A while back, someone (several someones) alerted me to the fact that there was a “Bacon Critic” job up for grabs. Not one to pass up an opportunity like that, I went ahead an applied! Alas, I did not get the job. However, as part of the application, I did need to write “a short essay of fewer than 600 words recounting your favorite bacon-related memory”.

Favorite bacon-related memory…how can I pick just one? These are the tough questions that only a dedicated Bacon Critic can answer.

I now present to you, “Like Bacon, But Not”, my first (but probably not my last) bacon-flavored essay:


After college, my future wife and I spent a couple of weeks kicking around Italy. In general the food was the best I’ve ever had…with one significant exception.

We were staying at some out of the way hotel in the Italian lakes region. It was close by an Italian lake, but not THE Italian lakes, if you catch my drift. Very remote and un-touristy.

“No problem, we can do this,” we oh-so-naively thought. “The natives gotta eat, right? We’ll do as the Romans do.”

We asked at the front desk and they told us about the “restaurant on the island”, so we set off vaguely in that direction. We found a dock and stood there with no one else in sight until an old guy in a fishing boat pulled up. “Ferry?” he said. “Restaurant?” Despite the fact that those two words seemed to be the extent of his English, we did want to go to the restaurant, so we climbed on board.

About this time we realized that we were completely off the map, and getting further away. We tried asking about return trips and timetables, but this level of detail was completely beyond him. However, he did use hand gestures to insist, repeatedly, that we should take many pictures of each other in the boat. We did it too; no sense in pissing this guy off. Nobody knew where we were, we didn’t know if the restaurant was even real, and this guy didn’t have enough English to say, “I am not an ax murderer.” For all we knew, these pictures could be the only evidence they find when they inevitably dredged the lake for our bodies.
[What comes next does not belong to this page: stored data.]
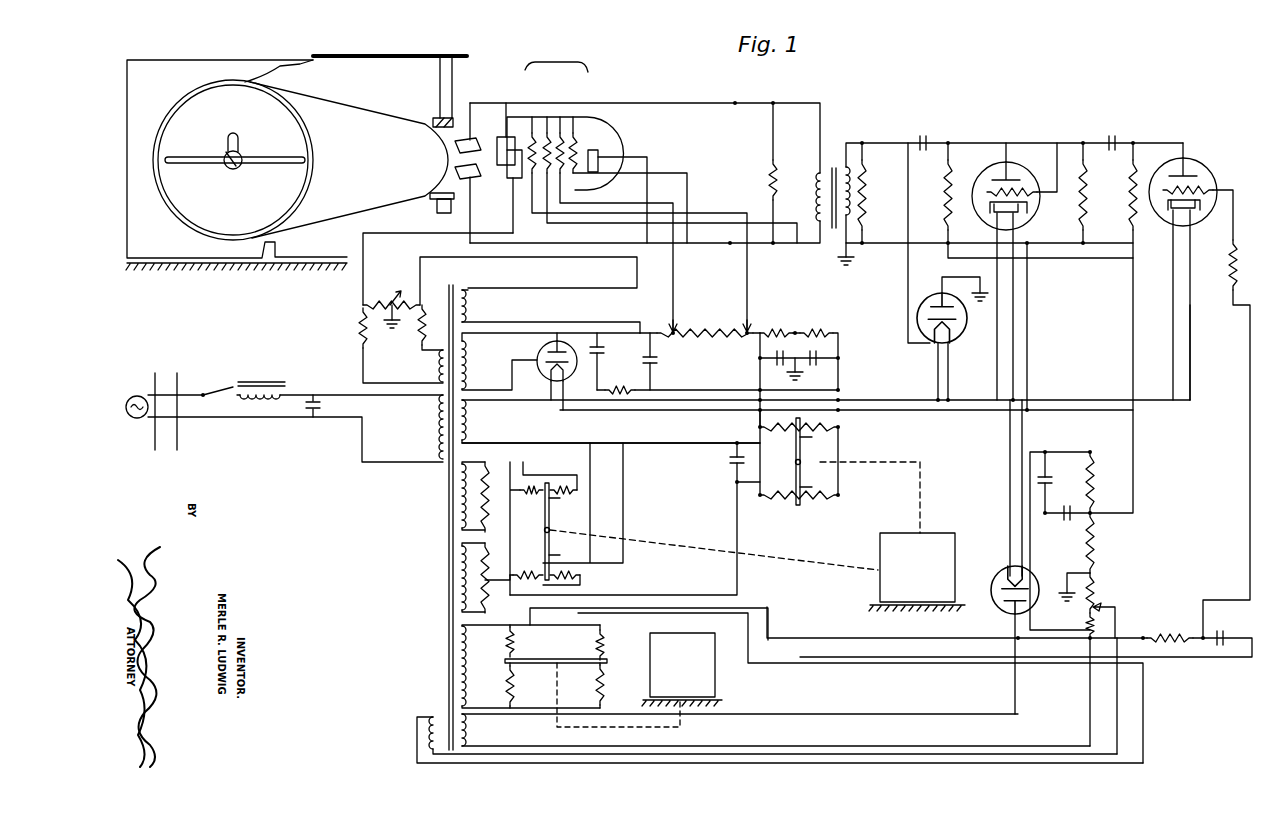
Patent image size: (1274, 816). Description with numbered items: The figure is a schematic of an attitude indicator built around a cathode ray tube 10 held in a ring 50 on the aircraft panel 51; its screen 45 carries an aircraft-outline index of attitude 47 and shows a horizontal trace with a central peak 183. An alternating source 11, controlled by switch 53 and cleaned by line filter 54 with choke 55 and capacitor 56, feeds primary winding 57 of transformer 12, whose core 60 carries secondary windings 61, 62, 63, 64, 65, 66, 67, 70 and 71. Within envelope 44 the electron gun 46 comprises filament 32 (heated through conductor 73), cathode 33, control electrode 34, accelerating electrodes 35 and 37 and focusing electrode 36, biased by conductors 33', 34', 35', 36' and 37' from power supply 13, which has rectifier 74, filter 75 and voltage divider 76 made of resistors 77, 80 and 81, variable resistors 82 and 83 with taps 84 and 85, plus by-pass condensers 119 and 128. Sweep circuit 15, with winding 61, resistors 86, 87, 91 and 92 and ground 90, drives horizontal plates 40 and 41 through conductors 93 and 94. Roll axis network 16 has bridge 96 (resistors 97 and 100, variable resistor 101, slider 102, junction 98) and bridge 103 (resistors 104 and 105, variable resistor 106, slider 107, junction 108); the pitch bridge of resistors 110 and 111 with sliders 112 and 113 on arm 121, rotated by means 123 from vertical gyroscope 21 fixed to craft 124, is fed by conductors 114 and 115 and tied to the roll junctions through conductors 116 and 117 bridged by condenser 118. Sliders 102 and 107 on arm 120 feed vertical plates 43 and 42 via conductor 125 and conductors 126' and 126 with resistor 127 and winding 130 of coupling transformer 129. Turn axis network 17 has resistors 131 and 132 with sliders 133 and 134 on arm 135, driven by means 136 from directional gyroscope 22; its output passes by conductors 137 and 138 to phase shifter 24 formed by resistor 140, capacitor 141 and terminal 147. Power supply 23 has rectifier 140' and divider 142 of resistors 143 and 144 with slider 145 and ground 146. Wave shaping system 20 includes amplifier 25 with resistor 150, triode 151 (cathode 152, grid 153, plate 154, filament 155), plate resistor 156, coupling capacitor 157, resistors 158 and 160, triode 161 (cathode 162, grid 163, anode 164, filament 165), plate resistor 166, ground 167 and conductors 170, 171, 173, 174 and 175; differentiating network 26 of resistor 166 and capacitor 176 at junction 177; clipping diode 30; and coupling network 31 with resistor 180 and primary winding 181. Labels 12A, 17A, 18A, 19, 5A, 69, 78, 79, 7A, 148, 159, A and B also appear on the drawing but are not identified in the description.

The cathode ray oscilloscope tube 10 is at (417, 106).
The source of electrical energy 11 is at (137, 394).
The transformer 12 is at (397, 574).
The roll axis 12A is at (726, 548).
The unidirectional voltage power supply 13 is at (698, 373).
The sweep circuit 15 is at (400, 356).
The roll axis network 16 is at (532, 536).
The turn axis network 17 is at (560, 644).
The return conductor 17A is at (1145, 726).
The pointer 18A is at (276, 156).
The pitch commutator 19 is at (786, 464).
The wave shaping system 20 is at (1073, 330).
The vertical gyroscope 21 is at (950, 583).
The directional gyroscope 22 is at (715, 680).
The power supply 23 is at (998, 523).
The phase shifter 24 is at (1188, 627).
The two-stage wave squaring amplifier 25 is at (1110, 189).
The differentiating network 26 is at (934, 188).
The clipping tube 30 is at (955, 318).
The coupling network 31 is at (843, 127).
The heating filament 32 is at (612, 120).
The electron emissive cathode 33 is at (617, 161).
The control electrode 34 is at (628, 161).
The first accelerating electrode 35 is at (614, 201).
The focusing electrode 36 is at (670, 163).
The second accelerating electrode 37 is at (637, 206).
The conductor 33' is at (678, 163).
The conductor 34' is at (666, 189).
The conductor 35' is at (741, 200).
The conductor 36' is at (704, 206).
The conductor 37' is at (527, 227).
The horizontally effective deflecting plate 40 is at (502, 136).
The horizontally effective deflecting plate 41 is at (511, 180).
The vertically effective deflecting plate 42 is at (468, 138).
The vertically effective deflecting plate 43 is at (472, 180).
The glass envelope 44 is at (342, 118).
The fluorescent screen 45 is at (233, 160).
The electron gun 46 is at (565, 64).
The index of attitude 47 is at (240, 150).
The ring 50 is at (432, 198).
The panel 51 is at (237, 159).
The switch 53 is at (211, 385).
The line filter 54 is at (293, 374).
The choke 55 is at (262, 402).
The capacitor 56 is at (310, 412).
The primary winding 57 is at (438, 425).
The belt guide 5A is at (250, 84).
The core 60 is at (455, 288).
The secondary winding 61 is at (438, 362).
The secondary winding 62 is at (470, 298).
The secondary winding 63 is at (470, 358).
The secondary winding 64 is at (470, 414).
The secondary winding 65 is at (458, 490).
The secondary winding 66 is at (458, 584).
The secondary winding 67 is at (458, 662).
The conductor 69 is at (645, 382).
The secondary winding 70 is at (472, 732).
The secondary winding 71 is at (428, 720).
The conductor 73 is at (605, 322).
The electronic rectifier 74 is at (598, 347).
The resistance-capacitance filter 75 is at (628, 374).
The voltage divider 76 is at (724, 319).
The fixed resistor 77 is at (709, 336).
The conductor 78 is at (595, 365).
The capacitor 79 is at (647, 362).
The conductor 7A is at (562, 288).
The fixed resistor 80 is at (778, 331).
The fixed resistor 81 is at (818, 331).
The variable resistor 82 is at (680, 336).
The variable resistor 83 is at (744, 336).
The tap 84 is at (672, 318).
The tap 85 is at (748, 318).
The voltage dropping resistor 86 is at (360, 320).
The voltage dropping resistor 87 is at (424, 304).
The ground connection 90 is at (397, 316).
The load resistor 91 is at (376, 302).
The load resistor 92 is at (399, 289).
The conductor 93 is at (410, 233).
The conductor 94 is at (623, 133).
The electric bridge 96 is at (533, 512).
The fixed resistor 97 is at (458, 468).
The junction 98 is at (505, 470).
The fixed resistor 100 is at (458, 518).
The variable resistor 101 is at (577, 485).
The sliding contact 102 is at (556, 500).
The second bridge 103 is at (538, 564).
The fixed resistor 104 is at (458, 556).
The fixed resistor 105 is at (458, 598).
The variable resistor 106 is at (582, 574).
The sliding contact 107 is at (560, 552).
The junction 108 is at (490, 575).
The variable resistor 110 is at (818, 426).
The variable resistor 111 is at (820, 492).
The slider 112 is at (817, 436).
The slider 113 is at (804, 490).
The conductor 114 is at (760, 375).
The conductor 115 is at (838, 363).
The conductor 116 is at (692, 442).
The conductor 117 is at (738, 518).
The by-pass condenser 118 is at (730, 468).
The condenser 119 is at (780, 362).
The pivoted arm 120 is at (552, 531).
The pivoted arm 121 is at (801, 461).
The means 123 is at (922, 492).
The fixed portion of the craft 124 is at (165, 268).
The conductor 125 is at (590, 461).
The conductor 126 is at (645, 392).
The conductor 126' is at (645, 121).
The fixed resistor 127 is at (770, 178).
The condenser 128 is at (800, 352).
The coupling transformer 129 is at (840, 160).
The secondary winding 130 is at (818, 190).
The variable resistor 131 is at (508, 640).
The variable resistor 132 is at (603, 645).
The slider 133 is at (518, 664).
The slider 134 is at (599, 684).
The pivoted arm 135 is at (555, 664).
The means 136 is at (682, 728).
The conductor 137 is at (845, 658).
The conductor 138 is at (888, 663).
The resistor 140 is at (1009, 638).
The electronic rectifier 140' is at (1002, 557).
The capacitor 141 is at (1070, 473).
The voltage divider 142 is at (1110, 555).
The fixed resistor 143 is at (1085, 543).
The variable resistor 144 is at (1094, 592).
The slider 145 is at (1102, 606).
The ground connection 146 is at (1066, 578).
The common terminal 147 is at (1206, 636).
The resistor 148 is at (1093, 498).
The grid protective resistor 150 is at (1230, 272).
The triode 151 is at (1213, 160).
The cathode 152 is at (1168, 208).
The grid 153 is at (1165, 188).
The plate 154 is at (1182, 150).
The heater filament 155 is at (1232, 232).
The plate resistor 156 is at (1130, 202).
The coupling capacitor 157 is at (1116, 137).
The input resistor 158 is at (1085, 142).
The capacitor 159 is at (1067, 510).
The grid protective resistor 160 is at (1080, 206).
The triode 161 is at (1032, 155).
The cathode 162 is at (985, 205).
The grid 163 is at (985, 190).
The anode 164 is at (1005, 150).
The heater filament 165 is at (1020, 214).
The plate resistor 166 is at (945, 203).
The ground connection 167 is at (852, 258).
The conductor 170 is at (1234, 210).
The conductor 171 is at (1248, 453).
The conductor 173 is at (1120, 704).
The conductor 174 is at (1133, 363).
The conductor 175 is at (1046, 260).
The capacitor 176 is at (926, 136).
The junction 177 is at (906, 140).
The resistor 180 is at (866, 190).
The primary winding 181 is at (877, 193).
The central peak 183 is at (226, 152).
The terminal A is at (736, 102).
The terminal B is at (730, 245).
When we finally made it to the island, the menu was naturally in Italian. Eventually we managed to get a hold of the owner’s wife, who had taken some English in high school. She ran down the menu giving us our options: “fish from the lake”, “fish from the lake”, “fish from the lake”, and “like bacon, but not”.

Now, the way I figured it, you could literally not go wrong with “like bacon, but not”. I mean, best case it’s delicious bacon, and worst case it’s delicious ham.

When our food came out, I was presented with a plate of what appeared to be thinly sliced provolone cheese. “I don’t think this is what I ordered,” I whispered to Sara after the waiter had left. I slipped the menu back out and scanned to the item identified as “like bacon, but not”.

Lardo. Literally, a plate of lard.

Now, I didn’t exactly want to eat a plate of lard, but when in Rome, right? More specifically, we were trapped on an island in the middle of nowhere with a ferryman who may never show up again. This might be our last meal.

Gamely, I took some of the bread from the table and made a lard sandwich, spreading the lardo with a butter knife. I gagged with every bite, but I managed to choke down about half of the plate before finally throwing in the towel. I can only imagine that the wait staff was watching from a window, laughing at the dumb American who thinks that lard is something anybody ever consumed on purpose, much less ordered from a restaurant.

Adding insult to injury, it turns out lardo, being a delicacy, was expensive.

The moral of the story is, when it comes to bacon, settle for no substitute! If your bacon is even a little “not”, best to go with the fish from the lake.